Das moderne Hollywood und der Western der Tonfilmzeit hat in den Köpfen eines modernen Publikums ein sehr "weißgewaschenes" Bild des Wilden Westens entstehen lassen: Ab den 1920er Jahren wurde "Segregation" zwischen Afroamerikanern und Amerikanern europäischer Abstammung auch in der Filmindustrie immer stärker betrieben. Zwar existierten gelegentlich auch "schwarze" Western, aber da Filmstudios für ein Afroamerikanisches Publikum meist weit schlechter finanziert waren, konnten diese sich die oft Actiongeladenen, aufwändig zu produzierenden Westernfilme nicht leisten.
Dabei gab es durchaus schwarze Cowboys. Nicht nur dass: In der Zeit er Wildwest-Zirkusshows und frühen Rodeo-Ära waren oft Cowboys Afroamerikanischer Abstammung die Stars der Show. Ein eindrucksvolles Beispiel ist Bill Pickett, Sohn einer freigelassenen Sklavin, ein mehrfach ausgezeichneter Rodeo-Reiter und einer der Stars des Wildwest-Zirkus der 101 Ranch, der aufgrund seiner robusten Statur und seinem durchsetzungskräftigen Wesens auch als der "Bull-Dogger" bekannt wurde. Tatsächlich wurden auf dem Gelände 101 Ranch auch sehr viele Western produziert - und Bill Pickett war in wenigstens einem dieser Filme der Star!
Bill Pickett, "The Bull-Dogger". Filmplakat ca 1921/1922 |
Viel ist über diesen Film leider nicht bekannt; das Filmmaterial aus jener Zeit war sehr hitze-, lichtm und witterungsempfindlich, und der größte Teil der vor 1930 produzierten Hollywoodfilme gilt heute als unwiederbringlich verloren. Es sind aber einige Ausschnitte aus "The Bull-Dogger" erhalten geblieben, die in erster Linie Pickett's Rodeokünste zur Schau stellen.

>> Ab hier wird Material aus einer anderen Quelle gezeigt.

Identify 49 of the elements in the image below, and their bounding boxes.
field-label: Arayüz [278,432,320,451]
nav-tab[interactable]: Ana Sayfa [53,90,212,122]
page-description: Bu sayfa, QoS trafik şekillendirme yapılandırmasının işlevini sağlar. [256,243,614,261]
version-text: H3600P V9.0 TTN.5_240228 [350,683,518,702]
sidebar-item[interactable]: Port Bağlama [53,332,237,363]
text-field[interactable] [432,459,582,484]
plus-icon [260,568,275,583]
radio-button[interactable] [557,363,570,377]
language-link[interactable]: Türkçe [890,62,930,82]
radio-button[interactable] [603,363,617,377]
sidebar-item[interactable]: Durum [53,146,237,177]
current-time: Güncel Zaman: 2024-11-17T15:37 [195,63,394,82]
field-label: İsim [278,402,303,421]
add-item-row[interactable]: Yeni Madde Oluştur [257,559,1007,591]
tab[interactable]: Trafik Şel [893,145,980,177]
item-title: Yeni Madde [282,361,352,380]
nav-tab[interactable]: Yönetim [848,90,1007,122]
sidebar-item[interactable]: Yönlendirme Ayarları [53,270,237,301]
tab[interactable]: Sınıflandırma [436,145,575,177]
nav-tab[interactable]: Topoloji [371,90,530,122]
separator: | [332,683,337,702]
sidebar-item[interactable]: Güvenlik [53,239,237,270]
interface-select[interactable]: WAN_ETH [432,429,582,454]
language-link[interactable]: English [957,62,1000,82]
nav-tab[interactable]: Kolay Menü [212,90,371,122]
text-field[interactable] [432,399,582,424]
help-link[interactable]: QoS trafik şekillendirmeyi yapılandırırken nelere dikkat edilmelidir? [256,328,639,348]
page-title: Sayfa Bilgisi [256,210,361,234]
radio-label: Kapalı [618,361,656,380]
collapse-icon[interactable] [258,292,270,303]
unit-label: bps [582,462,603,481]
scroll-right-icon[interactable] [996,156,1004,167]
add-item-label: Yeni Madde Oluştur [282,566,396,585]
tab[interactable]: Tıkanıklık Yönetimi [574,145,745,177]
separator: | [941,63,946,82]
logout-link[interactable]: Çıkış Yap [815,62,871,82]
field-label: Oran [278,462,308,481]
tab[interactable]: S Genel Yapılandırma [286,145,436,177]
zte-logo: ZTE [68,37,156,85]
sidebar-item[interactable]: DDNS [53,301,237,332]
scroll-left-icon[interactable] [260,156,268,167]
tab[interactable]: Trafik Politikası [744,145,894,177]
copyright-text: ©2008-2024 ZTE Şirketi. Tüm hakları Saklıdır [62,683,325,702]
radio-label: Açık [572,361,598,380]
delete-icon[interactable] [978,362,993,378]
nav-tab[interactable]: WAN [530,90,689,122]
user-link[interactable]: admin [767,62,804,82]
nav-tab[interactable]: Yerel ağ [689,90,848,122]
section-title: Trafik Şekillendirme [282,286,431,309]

Die 101 Ranch war zeitweise einer der größten Ranchbetriebe in den USA. Auf ihrem Gelände wurde nicht nur eine weltweit bekannte Wildwest-Show aufgeführt: Die Ranch hielt auch 500 Bisons, die in diversen Westernfilmen dieser Zeit zur Schau gestellt wurden, und das Land war zum Teil von den in Oklahoma ansässigen Ponca oder Cherokee gepachtet, die auf der Ranch arbeiten und auf dem Gelände ihren traditionellen Lebensstil ausüben konnten. Natürlich diente das im Sinne der 101 Ranch auch dem Interesse der Show - aber dennoch war es in der Zeiten eine alles andere als übliche Praxis, und für viele Natives eine der besten Möglichkeiten, Geld zu verdienen und gleichzeitig ihre gewohnte Kultur zu erhalten.
In den 1920er Jahren stieg die 101 Ranch auch selbst ins Filmgeschäft ein und produzierte eigene Spielfilme. Wenigstens einer davon (The Big Show, 1926) ist auch heute noch erhalten geblieben. Leider habe ich keine Möglichkeit gefunden, diesen Film hier im Blog einzubetten; der 75-minütige Stummfilm-Streifen kann aber im Rahmen der amerikanischen National Film Preservation Foundation komplett und registrierungsfrei online angesehen werden!